Podemos dar ao termo humanização do parto uma variedade de interpretações e a um conjunto amplo de propostas de boas práticas obstétricas, trazendo ao cotidiano dos serviços conceitos inovadores e desafiadores, que algumas vezes entram em conflito. Ensina Simone Diniz que: “As abordagens baseadas em evidências científicas e as baseadas em direitos, entre outras, são recriadas pelos diversos atores sociais, que as utilizam como instrumento para a mudança, que ocorre muito lentamente e apesar de enorme resistência. Humanização é também um termo estratégico, menos acusatório, para dialogar com os profissionais de saúde sobre a violência institucional”.[9]
A Constituição Federal de 1998 contém o princípio da igualdade e dispõe sobre o direito à plena assistência à saúde e o dever de que o parto seja humanizado. O direito à saúde encontra previsão no artigo 6º, da Constituição Federal Brasileira.

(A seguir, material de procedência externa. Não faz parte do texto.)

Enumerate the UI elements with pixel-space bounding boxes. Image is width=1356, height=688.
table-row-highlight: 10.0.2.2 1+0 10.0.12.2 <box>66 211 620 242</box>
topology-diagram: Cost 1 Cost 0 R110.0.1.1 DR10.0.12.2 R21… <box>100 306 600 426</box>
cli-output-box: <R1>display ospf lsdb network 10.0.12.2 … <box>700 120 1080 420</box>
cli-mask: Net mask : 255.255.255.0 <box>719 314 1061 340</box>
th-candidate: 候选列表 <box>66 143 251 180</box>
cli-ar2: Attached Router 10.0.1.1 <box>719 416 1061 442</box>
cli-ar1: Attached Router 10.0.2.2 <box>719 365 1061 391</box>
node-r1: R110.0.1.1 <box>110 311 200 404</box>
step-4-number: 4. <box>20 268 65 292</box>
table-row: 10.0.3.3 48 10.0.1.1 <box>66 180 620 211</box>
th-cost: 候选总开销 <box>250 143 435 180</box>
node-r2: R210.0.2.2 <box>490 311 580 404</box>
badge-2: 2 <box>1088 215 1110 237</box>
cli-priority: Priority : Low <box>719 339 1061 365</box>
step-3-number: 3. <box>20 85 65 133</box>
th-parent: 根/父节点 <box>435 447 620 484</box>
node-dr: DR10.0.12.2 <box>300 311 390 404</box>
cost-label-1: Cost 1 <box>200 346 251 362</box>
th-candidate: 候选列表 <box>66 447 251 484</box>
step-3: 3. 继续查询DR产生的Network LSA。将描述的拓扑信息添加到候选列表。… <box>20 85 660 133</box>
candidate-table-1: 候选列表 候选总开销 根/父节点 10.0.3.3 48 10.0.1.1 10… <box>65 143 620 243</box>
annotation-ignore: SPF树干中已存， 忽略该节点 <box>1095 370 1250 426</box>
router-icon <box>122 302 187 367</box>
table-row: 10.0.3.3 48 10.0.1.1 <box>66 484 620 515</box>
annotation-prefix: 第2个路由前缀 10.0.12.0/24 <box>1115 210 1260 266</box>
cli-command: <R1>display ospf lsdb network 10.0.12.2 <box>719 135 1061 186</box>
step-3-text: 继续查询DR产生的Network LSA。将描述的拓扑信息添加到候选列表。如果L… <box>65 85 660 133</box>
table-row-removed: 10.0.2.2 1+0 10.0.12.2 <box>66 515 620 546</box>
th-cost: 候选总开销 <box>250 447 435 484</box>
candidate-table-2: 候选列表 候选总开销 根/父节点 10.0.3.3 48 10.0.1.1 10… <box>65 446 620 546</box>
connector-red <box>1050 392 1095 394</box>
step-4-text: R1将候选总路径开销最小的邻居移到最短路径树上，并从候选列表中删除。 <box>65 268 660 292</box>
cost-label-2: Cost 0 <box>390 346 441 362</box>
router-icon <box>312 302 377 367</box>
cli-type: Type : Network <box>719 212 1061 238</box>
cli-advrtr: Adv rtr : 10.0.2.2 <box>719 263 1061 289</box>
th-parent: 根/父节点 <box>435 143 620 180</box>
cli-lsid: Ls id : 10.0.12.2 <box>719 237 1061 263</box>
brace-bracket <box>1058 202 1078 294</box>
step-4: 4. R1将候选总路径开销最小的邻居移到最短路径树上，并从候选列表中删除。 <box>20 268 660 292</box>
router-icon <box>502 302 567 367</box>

Além disso, é garantida à gestante o direito à licença por 120 dias (artigo 7º, inciso XVIII, da CF).
No âmbito Estadual do Estado de São Paulo em março de 2015 foi sancionada a Lei 15.759/2015 que dispõe sobre o parto humanizado, a legislação estadual possui disposições muito semelhantes à Lei 15.894/2013 da cidade de São Paulo, que também dispõe sobre o parto humanizado.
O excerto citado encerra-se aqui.